A good compiler will autovectorize this I guess none of my compilers are good:
void tensor(const double *restrict data,
int dimensions,
double *restrict result) {
result[0] = 1.0;
for (int i = 0; i < dimensions; i++) {
for (int j = (1 << (i * 2)) - 1; j > -1; j--) {
double alpha = result[j];
{
double *restrict dst = &result[j * 4];
const double *restrict src = &data[(dimensions - 1 - i) * 4];
for (int k = 0; k < 4; k++) dst[k] = alpha * src[k];
}
}
}
}
you should use dynamic algorithm. that is, you can use previous results. for example, you keep y^2 result and use it when computing (y^2)z instead of computing it again.
#include <vector>
#include <cstddef>
#include <cmath>
void Tensor(std::vector<double>& result, const std::vector<double>& variables, size_t index)
{
double p1 = variables[index];
double p2 = p1*p1;
double p3 = p1*p2;
if (index == variables.size() - 1) {
result.push_back(1);
result.push_back(p1);
result.push_back(p2);
result.push_back(p3);
} else {
Tensor(result, variables, index+1);
ptrdiff_t size = result.size();
for(int j=0; j<size; ++j)
result.push_back(result[j]*p1);
for(int j=0; j<size; ++j)
result.push_back(result[j]*p2);
for(int j=0; j<size; ++j)
result.push_back(result[j]*p3);
}
}
std::vector<double> Tensor(const std::vector<double>& params) {
std::vector<double> result;
double rsize = (1<<(2*params.size());
result.reserve(rsize);
Tensor(result, params);
return result;
}
int main() {
std::vector<double> params;
params.push_back(3.1415926535);
params.push_back(2.7182818284);
params.push_back(42);
params.push_back(65536);
std::vector<double> result = Tensor(params);
}
I verified that this one compiles and runs (http://ideone.com/IU1eQ). It runs fast, with no dependancies (outside of std::vector). It also takes any number of parameters. Since calling the recursive form is awkward, I made a wrapper. It makes one function call for each parameter, and one call to dynamic memory (in the wrapper).
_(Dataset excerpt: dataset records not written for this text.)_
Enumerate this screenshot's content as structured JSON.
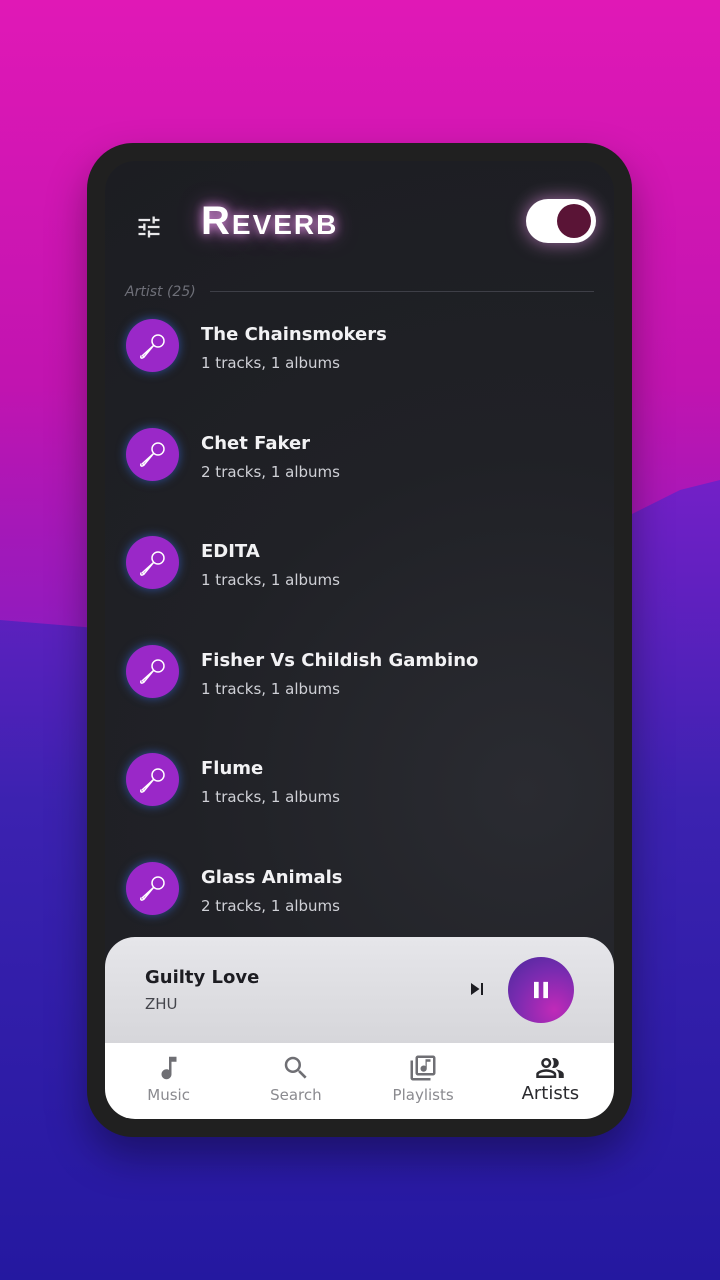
{
  "header": {
    "logo_text": "Reverb",
    "settings_icon": "tune-sliders-icon",
    "theme_toggle_icon": "toggle-switch-icon"
  },
  "section": {
    "label": "Artist (25)"
  },
  "artists": [
    {
      "name": "The Chainsmokers",
      "meta": "1 tracks, 1 albums",
      "icon": "microphone-icon"
    },
    {
      "name": "Chet Faker",
      "meta": "2 tracks, 1 albums",
      "icon": "microphone-icon"
    },
    {
      "name": "EDITA",
      "meta": "1 tracks, 1 albums",
      "icon": "microphone-icon"
    },
    {
      "name": "Fisher Vs Childish Gambino",
      "meta": "1 tracks, 1 albums",
      "icon": "microphone-icon"
    },
    {
      "name": "Flume",
      "meta": "1 tracks, 1 albums",
      "icon": "microphone-icon"
    },
    {
      "name": "Glass Animals",
      "meta": "2 tracks, 1 albums",
      "icon": "microphone-icon"
    }
  ],
  "now_playing": {
    "title": "Guilty Love",
    "artist": "ZHU",
    "next_icon": "skip-next-icon",
    "pause_icon": "pause-icon"
  },
  "nav": {
    "items": [
      {
        "label": "Music",
        "icon": "music-note-icon",
        "active": false
      },
      {
        "label": "Search",
        "icon": "search-icon",
        "active": false
      },
      {
        "label": "Playlists",
        "icon": "library-music-icon",
        "active": false
      },
      {
        "label": "Artists",
        "icon": "people-icon",
        "active": true
      }
    ]
  },
  "colors": {
    "accent": "#9a28c8",
    "screen_bg": "#1e1f24",
    "player_bg": "#dcdce0"
  }
}
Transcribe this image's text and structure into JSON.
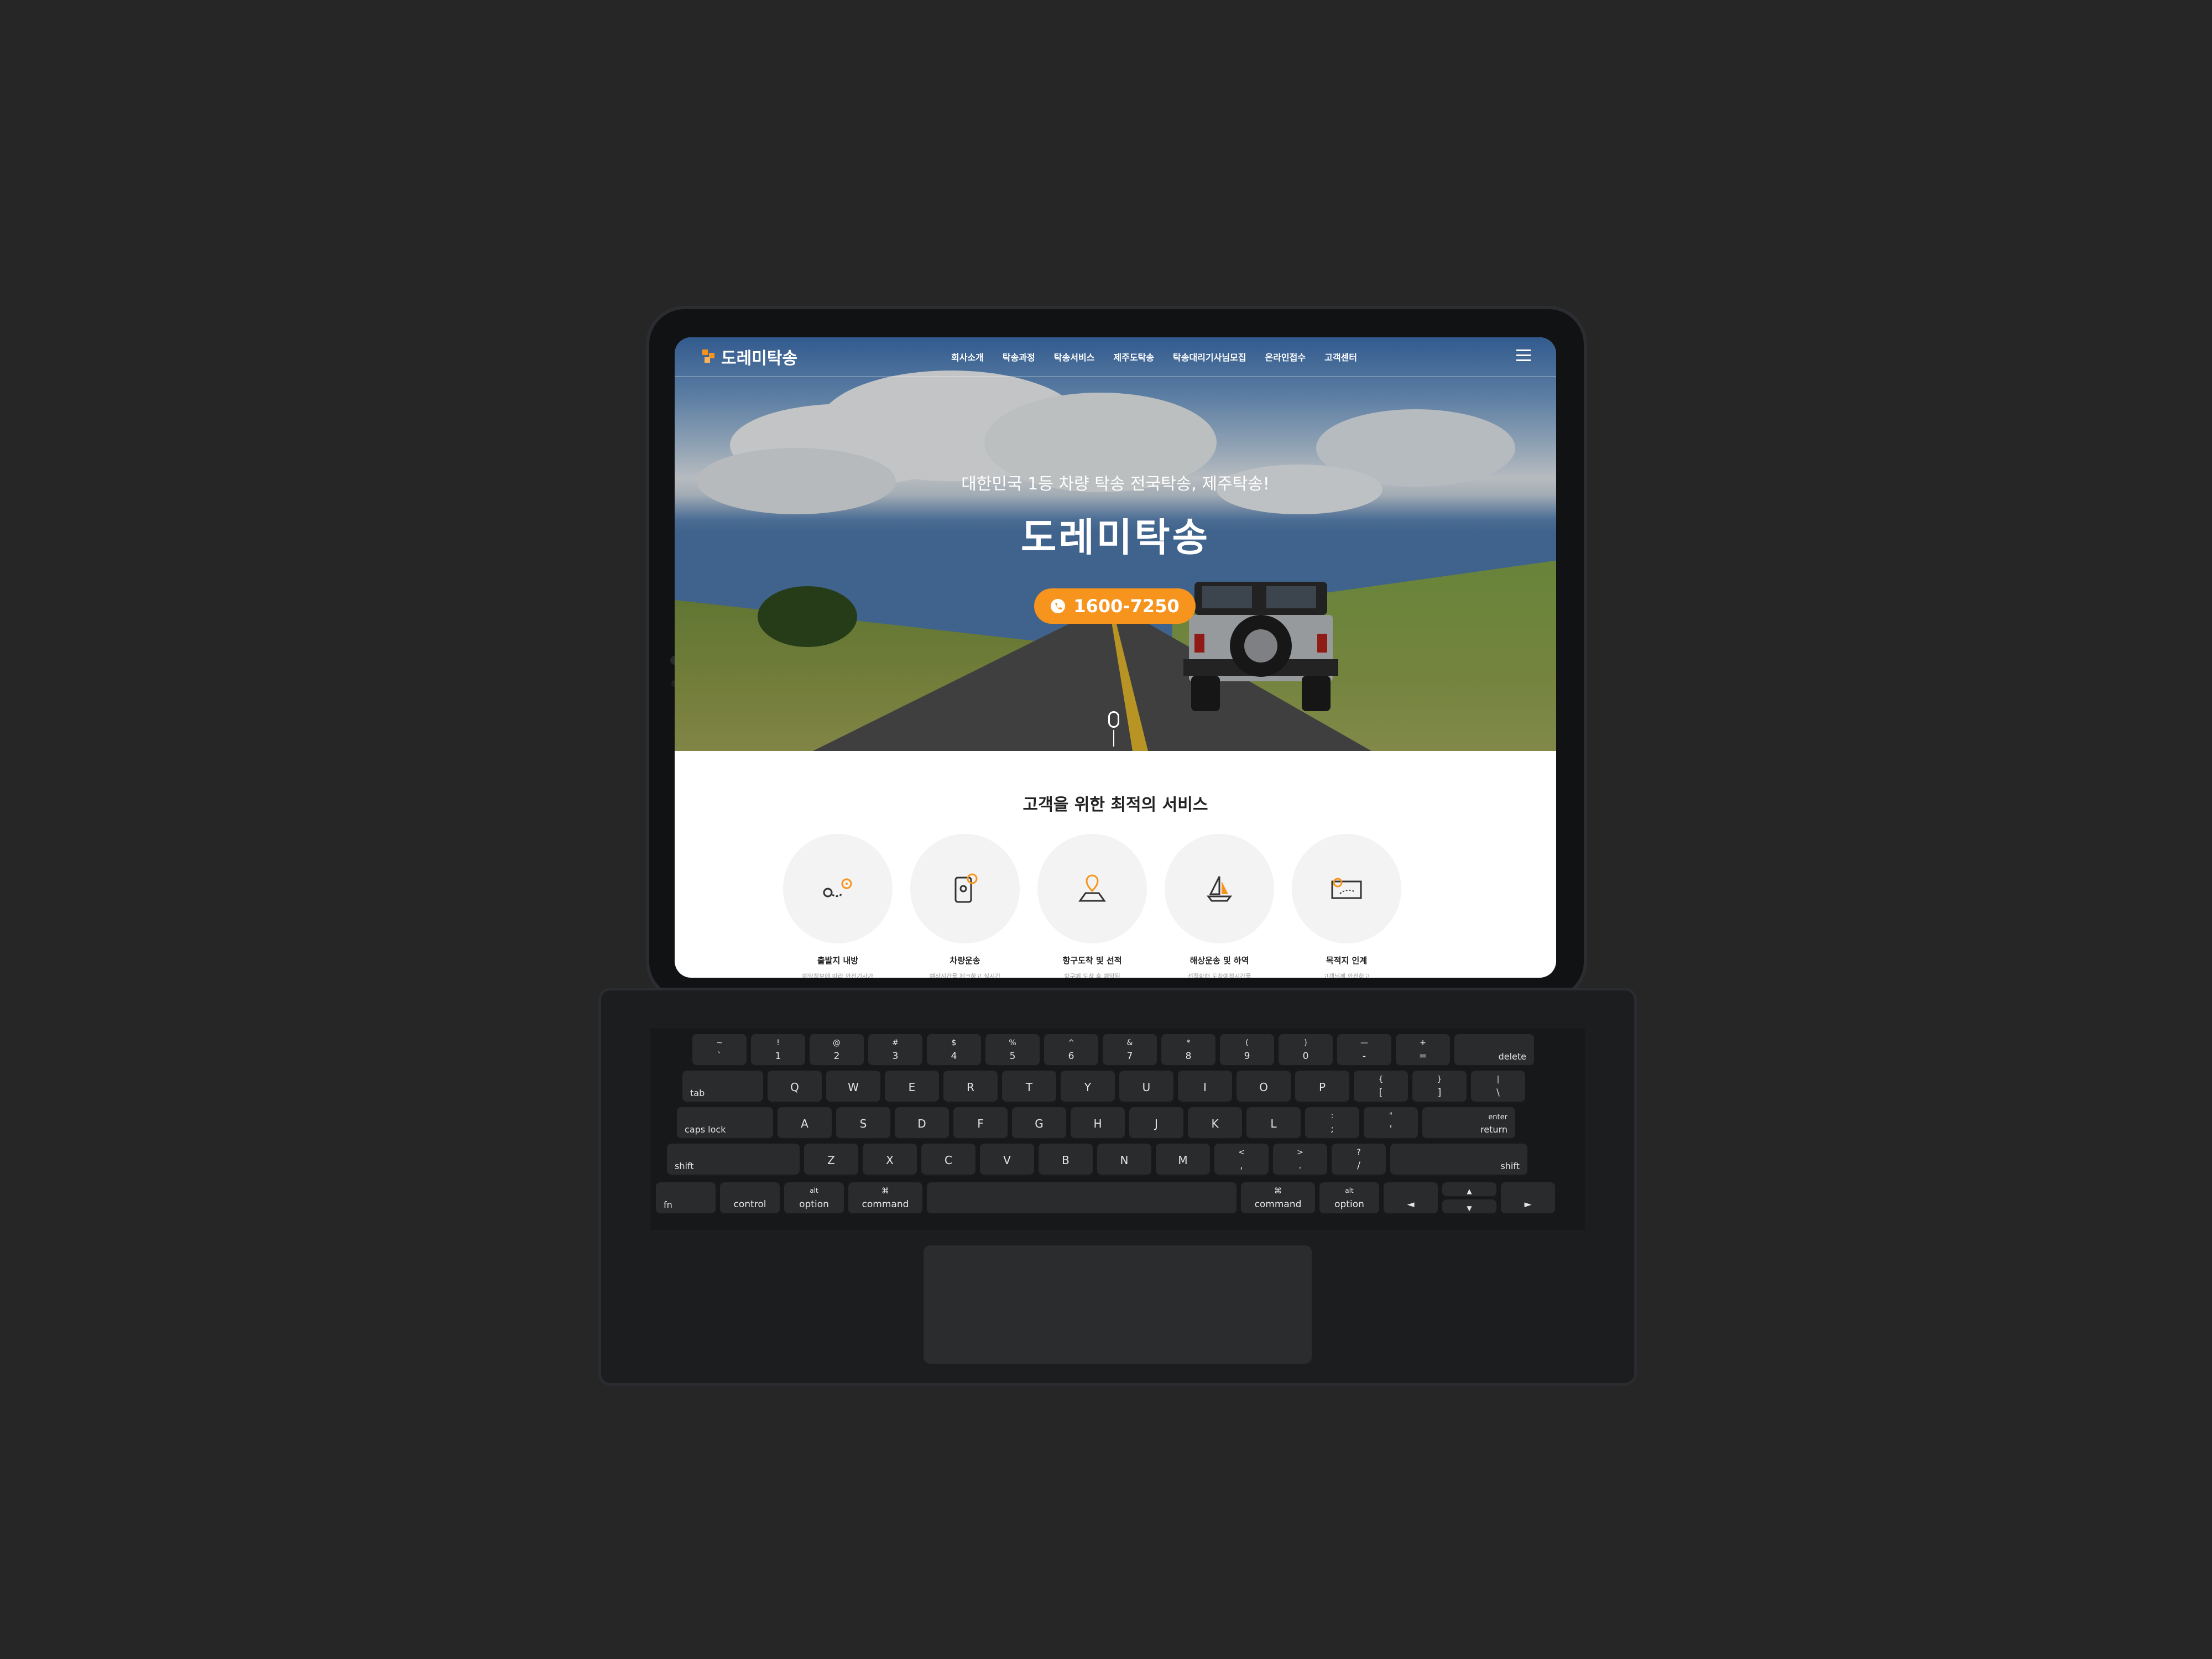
{
  "site": {
    "logo": "도레미탁송",
    "nav": [
      "회사소개",
      "탁송과정",
      "탁송서비스",
      "제주도탁송",
      "탁송대리기사님모집",
      "온라인접수",
      "고객센터"
    ],
    "hero": {
      "subtitle": "대한민국 1등 차량 탁송 전국탁송, 제주탁송!",
      "title": "도레미탁송",
      "phone": "1600-7250"
    },
    "section_title": "고객을 위한 최적의 서비스",
    "services": [
      {
        "label": "출발지 내방",
        "desc": "예약정보에 따라 안전기사가",
        "icon": "map-pin-route-icon"
      },
      {
        "label": "차량운송",
        "desc": "예상시간을 체크하고 실시간",
        "icon": "phone-location-icon"
      },
      {
        "label": "항구도착 및 선적",
        "desc": "항구에 도착 후 예약된",
        "icon": "map-pin-location-icon"
      },
      {
        "label": "해상운송 및 하역",
        "desc": "선적화해 도착예정시간을",
        "icon": "sailboat-icon"
      },
      {
        "label": "목적지 인계",
        "desc": "고객님께 안전하고",
        "icon": "map-route-icon"
      }
    ]
  },
  "keyboard": {
    "row1": [
      [
        "~",
        "`"
      ],
      [
        "!",
        "1"
      ],
      [
        "@",
        "2"
      ],
      [
        "#",
        "3"
      ],
      [
        "$",
        "4"
      ],
      [
        "%",
        "5"
      ],
      [
        "^",
        "6"
      ],
      [
        "&",
        "7"
      ],
      [
        "*",
        "8"
      ],
      [
        "(",
        "9"
      ],
      [
        ")",
        "0"
      ],
      [
        "—",
        "-"
      ],
      [
        "+",
        "="
      ]
    ],
    "delete": "delete",
    "tab": "tab",
    "row2": [
      "Q",
      "W",
      "E",
      "R",
      "T",
      "Y",
      "U",
      "I",
      "O",
      "P"
    ],
    "row2_sym": [
      [
        "{",
        "["
      ],
      [
        "}",
        "]"
      ],
      [
        "|",
        "\\"
      ]
    ],
    "capslock": "caps lock",
    "row3": [
      "A",
      "S",
      "D",
      "F",
      "G",
      "H",
      "J",
      "K",
      "L"
    ],
    "row3_sym": [
      [
        ":",
        ";"
      ],
      [
        "\"",
        "'"
      ]
    ],
    "enter_top": "enter",
    "return": "return",
    "shift": "shift",
    "row4": [
      "Z",
      "X",
      "C",
      "V",
      "B",
      "N",
      "M"
    ],
    "row4_sym": [
      [
        "<",
        ","
      ],
      [
        ">",
        "."
      ],
      [
        "?",
        "/"
      ]
    ],
    "fn": "fn",
    "control": "control",
    "alt": "alt",
    "option": "option",
    "cmd_symbol": "⌘",
    "command": "command",
    "arrows": [
      "◄",
      "▲",
      "▼",
      "►"
    ]
  }
}
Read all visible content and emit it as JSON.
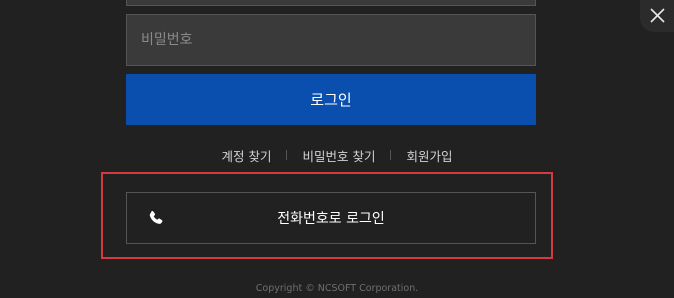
{
  "login": {
    "password_placeholder": "비밀번호",
    "login_label": "로그인"
  },
  "links": {
    "find_account": "계정 찾기",
    "find_password": "비밀번호 찾기",
    "sign_up": "회원가입"
  },
  "phone_login": {
    "label": "전화번호로 로그인",
    "icon": "phone-icon"
  },
  "footer": {
    "copyright": "Copyright © NCSOFT Corporation."
  },
  "close": {
    "icon": "close-icon"
  },
  "colors": {
    "background": "#212121",
    "primary_button": "#0a4fae",
    "highlight": "#d9393a"
  }
}
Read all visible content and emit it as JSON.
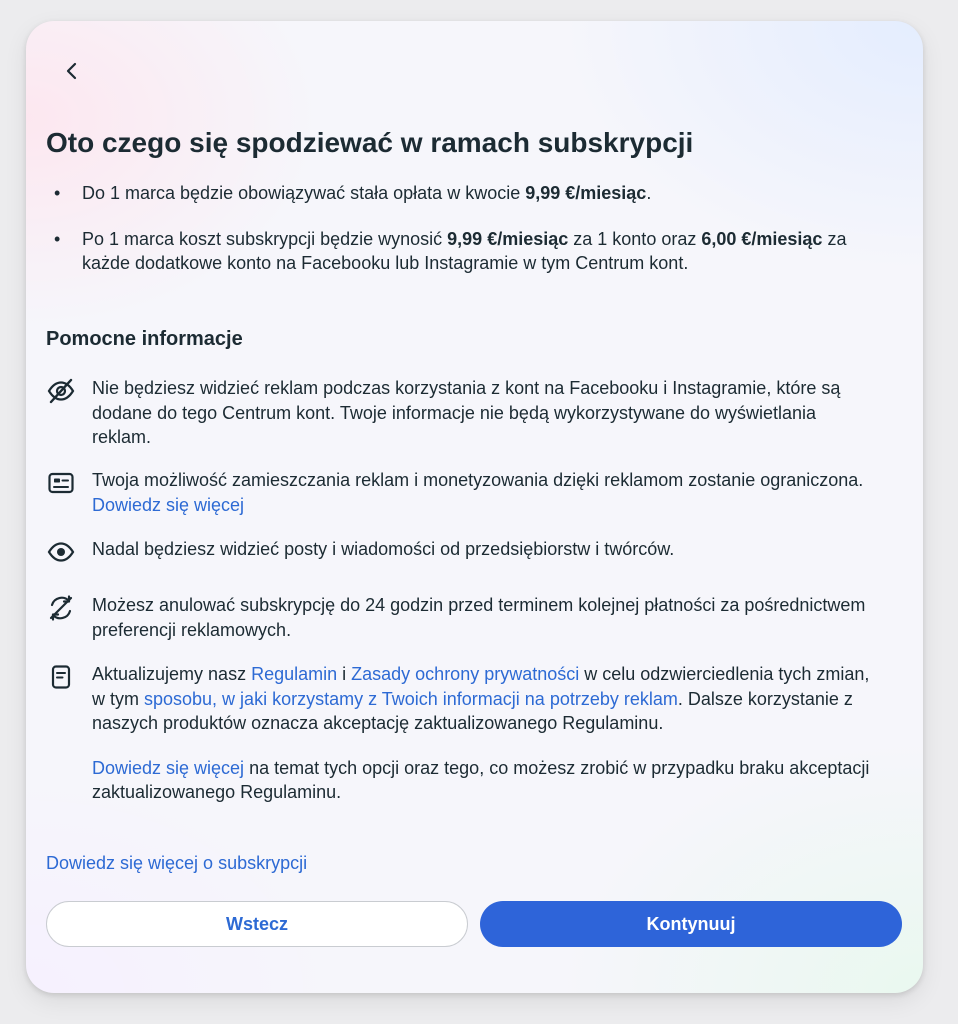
{
  "title": "Oto czego się spodziewać w ramach subskrypcji",
  "bullets": [
    {
      "marker": "•",
      "part1": "Do 1 marca będzie obowiązywać stała opłata w kwocie ",
      "bold1": "9,99 €/miesiąc",
      "part2": "."
    },
    {
      "marker": "•",
      "part1": "Po 1 marca koszt subskrypcji będzie wynosić ",
      "bold1": "9,99 €/miesiąc",
      "part2": " za 1 konto oraz ",
      "bold2": "6,00 €/miesiąc",
      "part3": " za każde dodatkowe konto na Facebooku lub Instagramie w tym Centrum kont."
    }
  ],
  "helpful_heading": "Pomocne informacje",
  "info": [
    {
      "icon": "eye-slash-icon",
      "text": "Nie będziesz widzieć reklam podczas korzystania z kont na Facebooku i Instagramie, które są dodane do tego Centrum kont. Twoje informacje nie będą wykorzystywane do wyświetlania reklam."
    },
    {
      "icon": "ad-card-icon",
      "text": "Twoja możliwość zamieszczania reklam i monetyzowania dzięki reklamom zostanie ograniczona. ",
      "link": "Dowiedz się więcej"
    },
    {
      "icon": "eye-icon",
      "text": "Nadal będziesz widzieć posty i wiadomości od przedsiębiorstw i twórców."
    },
    {
      "icon": "cancel-renew-icon",
      "text": "Możesz anulować subskrypcję do 24 godzin przed terminem kolejnej płatności za pośrednictwem preferencji reklamowych."
    },
    {
      "icon": "document-icon",
      "text1": "Aktualizujemy nasz ",
      "link1": "Regulamin",
      "text2": " i ",
      "link2": "Zasady ochrony prywatności",
      "text3": " w celu odzwierciedlenia tych zmian, w tym ",
      "link3": "sposobu, w jaki korzystamy z Twoich informacji na potrzeby reklam",
      "text4": ". Dalsze korzystanie z naszych produktów oznacza akceptację zaktualizowanego Regulaminu.",
      "p2_link": "Dowiedz się więcej",
      "p2_text": " na temat tych opcji oraz tego, co możesz zrobić w przypadku braku akceptacji zaktualizowanego Regulaminu."
    }
  ],
  "subscription_link": "Dowiedz się więcej o subskrypcji",
  "buttons": {
    "back": "Wstecz",
    "continue": "Kontynuuj"
  },
  "colors": {
    "link": "#2d6ad4",
    "primary": "#2e64d9",
    "text": "#1c2b33"
  }
}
You should look for Pascal's pyramid to get fast solution. Useful link 1, useful link 2, useful link 3 and useful link 4.
One more thing: as I see it would be a base of a finite element solver. Usually to write own BLAS solver is not a good idea. Do not reinvent the wheel! I think you should use a BLAS solver like intel MKL or Cuda base BLAS.